Latijn
Nadat de Romeinse veldheer Gaius Julius Caesar in 57 v.Chr. Noord-Frankrijk op de Kelten veroverd had, werd de Rijn de bovengrens van het Romeinse rijk. Dit duurde tot 406 n.Chr., toen de Romeinen hun troepen terugtrokken. Ten noorden van de Rijn woonden vrije Germaanse volkeren. De Germanen die ten zuiden van de Rijn woonden, behielden hun eigen moedertaal. Latijn zal in de Nederlanden niet de algemene omgangstaal geweest zijn - daarvoor was de Romeinse aanwezigheid te gering. Het bleef slechts de taal van het leger en de administratie, en ook van de hogere inheemse kringen. Wel zullen brede lagen van de bevolking kennis van het Latijn gehad hebben.
In de Romeinse tijd heeft het Germaans veel woorden overgenomen uit het Latijn. De Romeinen brachten een groot aantal technische vernieuwingen, bijvoorbeeld het bouwen van huizen met ‘muren’ die ‘gemetseld’ waren. Voor de Germanen was dit een nieuwigheid; hun huizen waren gemaakt van gevlochten takken, zoals blijkt uit het Germaanse woord wand, dat een afleiding is van winden. De Romeinse bouwtechniek leverde onder meer de volgende leenwoorden in het Nederlands op: albast, fundament, gips, kalk, kamer, krijt, marmer, menie, molen, mortel, paal, pek, pleister, specie en tegel.
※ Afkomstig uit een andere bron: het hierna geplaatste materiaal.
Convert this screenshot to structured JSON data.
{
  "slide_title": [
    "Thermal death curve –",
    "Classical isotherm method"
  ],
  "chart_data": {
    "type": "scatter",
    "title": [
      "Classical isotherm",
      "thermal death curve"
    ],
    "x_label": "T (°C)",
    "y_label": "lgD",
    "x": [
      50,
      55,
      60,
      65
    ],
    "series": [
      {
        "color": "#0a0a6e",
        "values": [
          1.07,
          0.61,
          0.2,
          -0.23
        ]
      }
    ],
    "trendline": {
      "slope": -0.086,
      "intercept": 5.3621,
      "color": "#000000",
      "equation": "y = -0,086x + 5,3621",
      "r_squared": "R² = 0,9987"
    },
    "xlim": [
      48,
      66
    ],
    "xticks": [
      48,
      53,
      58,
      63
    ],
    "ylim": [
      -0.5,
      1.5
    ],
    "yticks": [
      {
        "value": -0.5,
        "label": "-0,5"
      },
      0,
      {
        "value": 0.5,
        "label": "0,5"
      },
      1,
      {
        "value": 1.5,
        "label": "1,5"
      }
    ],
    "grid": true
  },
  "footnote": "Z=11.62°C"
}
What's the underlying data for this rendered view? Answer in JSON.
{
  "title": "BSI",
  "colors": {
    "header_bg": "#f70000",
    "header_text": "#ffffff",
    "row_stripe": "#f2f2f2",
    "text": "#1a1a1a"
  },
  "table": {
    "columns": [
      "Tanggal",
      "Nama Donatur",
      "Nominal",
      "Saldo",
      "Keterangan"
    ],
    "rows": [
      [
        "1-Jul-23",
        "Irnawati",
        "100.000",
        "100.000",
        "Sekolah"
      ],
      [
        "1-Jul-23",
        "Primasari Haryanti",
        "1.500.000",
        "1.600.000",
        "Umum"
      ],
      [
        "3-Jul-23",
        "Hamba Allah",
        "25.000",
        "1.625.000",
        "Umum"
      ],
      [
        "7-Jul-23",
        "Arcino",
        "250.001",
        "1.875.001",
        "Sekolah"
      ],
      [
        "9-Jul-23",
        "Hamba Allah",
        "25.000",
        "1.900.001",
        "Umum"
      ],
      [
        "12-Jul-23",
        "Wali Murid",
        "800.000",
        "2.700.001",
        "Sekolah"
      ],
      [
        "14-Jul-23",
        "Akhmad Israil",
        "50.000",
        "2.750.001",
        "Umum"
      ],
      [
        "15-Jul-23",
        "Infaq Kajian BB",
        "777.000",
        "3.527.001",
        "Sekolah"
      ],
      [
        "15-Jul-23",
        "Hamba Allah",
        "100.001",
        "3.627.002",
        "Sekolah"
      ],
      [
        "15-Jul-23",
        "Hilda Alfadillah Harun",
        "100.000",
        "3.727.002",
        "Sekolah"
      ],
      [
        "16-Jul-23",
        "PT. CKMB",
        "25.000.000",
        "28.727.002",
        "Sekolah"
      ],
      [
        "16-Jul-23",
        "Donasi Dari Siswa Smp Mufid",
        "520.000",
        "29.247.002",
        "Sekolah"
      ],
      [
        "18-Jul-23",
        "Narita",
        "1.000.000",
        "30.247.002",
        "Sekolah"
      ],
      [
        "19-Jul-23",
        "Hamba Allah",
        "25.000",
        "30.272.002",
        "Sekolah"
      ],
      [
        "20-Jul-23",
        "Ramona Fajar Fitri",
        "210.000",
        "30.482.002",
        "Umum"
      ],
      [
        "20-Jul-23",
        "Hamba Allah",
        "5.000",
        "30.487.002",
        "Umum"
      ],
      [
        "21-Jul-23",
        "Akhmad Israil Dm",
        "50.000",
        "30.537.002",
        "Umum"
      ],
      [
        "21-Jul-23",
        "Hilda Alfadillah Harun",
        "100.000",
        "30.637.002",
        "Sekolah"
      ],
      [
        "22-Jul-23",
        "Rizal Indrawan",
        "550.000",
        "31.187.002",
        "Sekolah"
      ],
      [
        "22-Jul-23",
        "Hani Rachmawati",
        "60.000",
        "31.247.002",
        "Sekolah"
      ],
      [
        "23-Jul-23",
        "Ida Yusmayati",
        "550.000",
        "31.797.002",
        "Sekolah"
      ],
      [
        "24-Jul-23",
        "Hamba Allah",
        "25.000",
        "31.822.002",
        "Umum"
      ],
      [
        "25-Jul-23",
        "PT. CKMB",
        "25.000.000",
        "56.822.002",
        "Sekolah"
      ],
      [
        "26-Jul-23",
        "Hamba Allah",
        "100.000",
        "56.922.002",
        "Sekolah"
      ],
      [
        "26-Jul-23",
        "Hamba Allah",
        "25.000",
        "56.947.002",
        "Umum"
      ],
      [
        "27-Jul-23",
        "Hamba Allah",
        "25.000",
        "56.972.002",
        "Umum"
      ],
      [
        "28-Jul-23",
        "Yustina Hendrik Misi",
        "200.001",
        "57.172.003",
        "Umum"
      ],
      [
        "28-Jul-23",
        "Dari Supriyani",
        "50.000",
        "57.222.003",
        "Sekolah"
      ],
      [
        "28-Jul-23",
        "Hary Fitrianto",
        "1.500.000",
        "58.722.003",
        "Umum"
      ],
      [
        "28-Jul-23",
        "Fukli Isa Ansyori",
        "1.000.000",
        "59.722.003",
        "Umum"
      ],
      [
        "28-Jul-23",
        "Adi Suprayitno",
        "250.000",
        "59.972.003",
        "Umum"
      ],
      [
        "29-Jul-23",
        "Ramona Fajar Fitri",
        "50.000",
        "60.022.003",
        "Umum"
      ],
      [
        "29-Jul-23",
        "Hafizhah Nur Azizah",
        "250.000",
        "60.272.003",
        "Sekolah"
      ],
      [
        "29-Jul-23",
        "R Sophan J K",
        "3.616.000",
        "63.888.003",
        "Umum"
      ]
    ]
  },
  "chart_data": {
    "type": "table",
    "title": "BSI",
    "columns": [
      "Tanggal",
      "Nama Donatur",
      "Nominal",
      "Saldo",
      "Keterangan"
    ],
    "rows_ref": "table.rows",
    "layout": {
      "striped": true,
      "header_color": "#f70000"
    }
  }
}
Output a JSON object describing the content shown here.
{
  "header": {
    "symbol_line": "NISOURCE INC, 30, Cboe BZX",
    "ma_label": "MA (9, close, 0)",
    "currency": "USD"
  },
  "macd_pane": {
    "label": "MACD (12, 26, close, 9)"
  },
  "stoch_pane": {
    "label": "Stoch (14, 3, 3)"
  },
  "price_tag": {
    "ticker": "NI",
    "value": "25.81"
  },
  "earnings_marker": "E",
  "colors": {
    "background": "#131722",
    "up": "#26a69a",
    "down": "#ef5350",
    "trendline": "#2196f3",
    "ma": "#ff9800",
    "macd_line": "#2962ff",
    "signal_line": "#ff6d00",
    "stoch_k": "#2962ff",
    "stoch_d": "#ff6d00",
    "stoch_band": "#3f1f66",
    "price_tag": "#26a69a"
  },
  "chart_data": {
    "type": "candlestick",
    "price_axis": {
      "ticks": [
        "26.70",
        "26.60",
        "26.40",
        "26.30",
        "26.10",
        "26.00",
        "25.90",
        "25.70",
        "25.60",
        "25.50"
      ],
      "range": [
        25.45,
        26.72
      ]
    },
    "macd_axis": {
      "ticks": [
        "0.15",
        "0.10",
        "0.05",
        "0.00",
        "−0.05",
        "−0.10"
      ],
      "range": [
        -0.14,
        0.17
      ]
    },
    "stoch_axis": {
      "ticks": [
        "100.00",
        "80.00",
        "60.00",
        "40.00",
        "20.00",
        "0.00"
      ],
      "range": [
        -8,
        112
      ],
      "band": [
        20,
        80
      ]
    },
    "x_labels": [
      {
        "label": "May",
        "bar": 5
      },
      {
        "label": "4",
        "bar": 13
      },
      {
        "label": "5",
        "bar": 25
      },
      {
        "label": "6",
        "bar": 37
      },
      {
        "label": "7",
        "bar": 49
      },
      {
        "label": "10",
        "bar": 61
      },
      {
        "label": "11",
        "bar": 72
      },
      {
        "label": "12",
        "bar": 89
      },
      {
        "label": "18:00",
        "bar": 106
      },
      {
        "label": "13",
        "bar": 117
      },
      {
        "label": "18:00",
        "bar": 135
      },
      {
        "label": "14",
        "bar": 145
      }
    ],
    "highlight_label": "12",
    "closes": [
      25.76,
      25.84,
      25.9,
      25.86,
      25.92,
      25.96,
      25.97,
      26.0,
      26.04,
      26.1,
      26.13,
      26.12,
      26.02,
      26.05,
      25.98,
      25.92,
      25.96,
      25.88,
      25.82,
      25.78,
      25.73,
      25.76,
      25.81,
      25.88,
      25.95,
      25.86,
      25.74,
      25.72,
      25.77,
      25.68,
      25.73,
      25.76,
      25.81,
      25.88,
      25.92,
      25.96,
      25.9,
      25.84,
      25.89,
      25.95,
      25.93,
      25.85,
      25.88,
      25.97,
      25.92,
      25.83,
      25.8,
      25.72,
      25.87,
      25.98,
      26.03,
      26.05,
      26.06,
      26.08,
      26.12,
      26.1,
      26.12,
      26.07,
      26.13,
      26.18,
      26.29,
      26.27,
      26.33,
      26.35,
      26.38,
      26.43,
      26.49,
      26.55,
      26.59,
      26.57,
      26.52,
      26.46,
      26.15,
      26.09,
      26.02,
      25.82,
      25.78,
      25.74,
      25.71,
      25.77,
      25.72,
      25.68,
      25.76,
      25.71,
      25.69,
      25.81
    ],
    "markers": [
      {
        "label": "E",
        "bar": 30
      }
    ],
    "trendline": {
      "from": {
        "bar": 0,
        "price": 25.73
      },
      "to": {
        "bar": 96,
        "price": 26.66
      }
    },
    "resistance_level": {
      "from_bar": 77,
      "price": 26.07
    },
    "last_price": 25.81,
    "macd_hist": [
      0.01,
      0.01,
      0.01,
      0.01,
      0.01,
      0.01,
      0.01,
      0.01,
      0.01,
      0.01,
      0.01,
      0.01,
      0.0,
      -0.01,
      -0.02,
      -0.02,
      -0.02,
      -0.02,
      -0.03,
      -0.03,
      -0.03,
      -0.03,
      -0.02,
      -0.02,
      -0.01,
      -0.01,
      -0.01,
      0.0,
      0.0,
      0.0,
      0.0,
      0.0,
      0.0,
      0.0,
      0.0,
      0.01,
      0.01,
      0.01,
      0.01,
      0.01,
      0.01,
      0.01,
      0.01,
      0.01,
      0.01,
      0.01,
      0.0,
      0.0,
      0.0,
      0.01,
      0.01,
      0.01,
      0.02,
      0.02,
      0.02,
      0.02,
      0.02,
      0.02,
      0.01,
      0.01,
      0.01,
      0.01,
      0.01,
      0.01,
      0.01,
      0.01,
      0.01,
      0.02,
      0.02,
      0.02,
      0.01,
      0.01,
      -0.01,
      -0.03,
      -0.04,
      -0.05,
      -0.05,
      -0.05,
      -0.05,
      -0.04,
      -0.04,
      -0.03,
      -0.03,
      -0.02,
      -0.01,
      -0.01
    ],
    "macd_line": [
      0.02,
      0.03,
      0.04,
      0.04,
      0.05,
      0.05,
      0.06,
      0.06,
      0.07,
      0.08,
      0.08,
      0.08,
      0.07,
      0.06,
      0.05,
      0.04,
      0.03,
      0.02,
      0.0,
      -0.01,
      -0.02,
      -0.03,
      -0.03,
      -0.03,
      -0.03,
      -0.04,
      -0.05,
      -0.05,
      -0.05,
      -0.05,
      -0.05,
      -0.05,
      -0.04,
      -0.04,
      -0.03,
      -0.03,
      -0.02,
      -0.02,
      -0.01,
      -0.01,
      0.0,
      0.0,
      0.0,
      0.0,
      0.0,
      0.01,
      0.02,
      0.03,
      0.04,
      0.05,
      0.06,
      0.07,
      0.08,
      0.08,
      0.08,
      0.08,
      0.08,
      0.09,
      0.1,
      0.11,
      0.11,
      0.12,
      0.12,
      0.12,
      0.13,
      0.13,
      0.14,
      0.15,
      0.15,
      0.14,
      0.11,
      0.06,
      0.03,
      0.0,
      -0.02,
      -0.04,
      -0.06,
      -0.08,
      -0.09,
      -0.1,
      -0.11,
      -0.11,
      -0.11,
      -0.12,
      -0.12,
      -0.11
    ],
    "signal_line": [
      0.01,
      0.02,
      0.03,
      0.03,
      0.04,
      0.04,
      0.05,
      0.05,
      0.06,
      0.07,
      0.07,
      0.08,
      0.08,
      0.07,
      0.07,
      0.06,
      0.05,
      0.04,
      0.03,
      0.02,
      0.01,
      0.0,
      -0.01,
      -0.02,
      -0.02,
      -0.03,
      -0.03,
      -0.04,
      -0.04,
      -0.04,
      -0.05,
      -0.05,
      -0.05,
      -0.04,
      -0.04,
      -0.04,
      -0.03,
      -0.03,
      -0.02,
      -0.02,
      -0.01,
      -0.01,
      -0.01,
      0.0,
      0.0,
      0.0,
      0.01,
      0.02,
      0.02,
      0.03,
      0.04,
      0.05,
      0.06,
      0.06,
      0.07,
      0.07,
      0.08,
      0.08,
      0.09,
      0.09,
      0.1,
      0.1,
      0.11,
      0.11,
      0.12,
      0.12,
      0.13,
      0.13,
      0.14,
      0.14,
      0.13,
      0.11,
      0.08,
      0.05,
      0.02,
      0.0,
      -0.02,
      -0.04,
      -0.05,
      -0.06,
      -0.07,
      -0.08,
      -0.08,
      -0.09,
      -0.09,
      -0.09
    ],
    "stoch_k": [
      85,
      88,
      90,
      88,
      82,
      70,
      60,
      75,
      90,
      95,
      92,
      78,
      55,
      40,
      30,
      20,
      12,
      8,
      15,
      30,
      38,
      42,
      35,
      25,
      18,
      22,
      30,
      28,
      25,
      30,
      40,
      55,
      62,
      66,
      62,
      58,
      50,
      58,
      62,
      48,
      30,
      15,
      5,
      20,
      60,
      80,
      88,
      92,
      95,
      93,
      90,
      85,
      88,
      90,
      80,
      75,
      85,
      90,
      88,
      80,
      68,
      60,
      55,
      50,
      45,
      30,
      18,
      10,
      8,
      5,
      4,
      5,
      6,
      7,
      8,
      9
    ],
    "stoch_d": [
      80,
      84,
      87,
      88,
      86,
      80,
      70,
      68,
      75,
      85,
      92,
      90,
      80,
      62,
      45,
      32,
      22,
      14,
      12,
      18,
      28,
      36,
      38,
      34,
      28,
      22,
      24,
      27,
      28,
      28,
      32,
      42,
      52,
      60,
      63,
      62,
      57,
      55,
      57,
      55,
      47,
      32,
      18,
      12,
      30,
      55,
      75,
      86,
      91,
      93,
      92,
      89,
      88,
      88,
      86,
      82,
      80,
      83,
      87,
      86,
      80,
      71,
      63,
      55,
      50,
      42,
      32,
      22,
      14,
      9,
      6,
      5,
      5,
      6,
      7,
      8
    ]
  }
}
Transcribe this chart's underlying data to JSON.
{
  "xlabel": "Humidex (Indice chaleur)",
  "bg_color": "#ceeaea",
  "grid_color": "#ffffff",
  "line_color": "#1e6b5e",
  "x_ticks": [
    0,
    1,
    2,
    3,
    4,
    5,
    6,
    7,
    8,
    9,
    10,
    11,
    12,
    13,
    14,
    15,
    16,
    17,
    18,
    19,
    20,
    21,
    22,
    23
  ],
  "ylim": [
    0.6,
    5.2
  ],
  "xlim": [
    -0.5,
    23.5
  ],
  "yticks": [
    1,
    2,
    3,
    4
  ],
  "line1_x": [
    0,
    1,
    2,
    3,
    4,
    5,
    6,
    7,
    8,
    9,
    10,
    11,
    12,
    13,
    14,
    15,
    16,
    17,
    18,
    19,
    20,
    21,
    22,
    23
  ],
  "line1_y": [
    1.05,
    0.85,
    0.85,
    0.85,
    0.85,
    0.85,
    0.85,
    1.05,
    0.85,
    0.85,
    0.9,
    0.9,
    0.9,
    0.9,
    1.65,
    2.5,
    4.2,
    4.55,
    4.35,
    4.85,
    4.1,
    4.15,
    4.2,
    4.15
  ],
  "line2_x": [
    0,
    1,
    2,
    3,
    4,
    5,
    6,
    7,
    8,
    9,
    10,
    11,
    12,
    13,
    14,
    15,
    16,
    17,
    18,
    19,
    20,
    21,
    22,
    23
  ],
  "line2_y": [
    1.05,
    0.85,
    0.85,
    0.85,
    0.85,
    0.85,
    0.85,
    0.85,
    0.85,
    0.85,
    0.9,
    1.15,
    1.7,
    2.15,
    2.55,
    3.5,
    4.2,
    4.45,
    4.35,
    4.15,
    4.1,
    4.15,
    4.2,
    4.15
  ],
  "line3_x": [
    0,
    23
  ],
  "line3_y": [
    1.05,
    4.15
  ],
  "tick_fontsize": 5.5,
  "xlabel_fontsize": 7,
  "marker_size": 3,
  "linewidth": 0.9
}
De Romeinen brachten nieuwe landbouwtechnieken, nieuwe voedingsproducten, nieuwe bouwmethodes en nieuwe kookgewoontes. De Germanen namen dit alles over met de Latijnse naam, vandaar leenwoorden voor groenten, zoals biet, graan, kool, pastinaak, raap en ui, namen voor vruchten, zoals kers, mispel, peer, perzik en vrucht en namen voor nieuwe producten, zoals boter, kaas en wijn. Een nieuwe vorm van voedselbereiding was het ‘koken’.
Dit is slechts een kleine selectie van de Latijnse invloed op het Germaans. Niet alle leenwoorden komen overigens in alle Germaanse talen voor. Dat komt doordat er vanaf het begin van de jaartelling binnen het Germaans langzamerhand verschillen optraden (aanvankelijk tussen Oost-, West- en Noord-Germaans), die op den duur leidden tot het ontstaan van de verschillende Germaanse talen en dialecten, en doordat de Romeinen zich niet bevonden op Noord-Germaanse grond. Sommige woorden zijn dan ook alleen in het West-Germaans geleend, bijvoorbeeld zalm.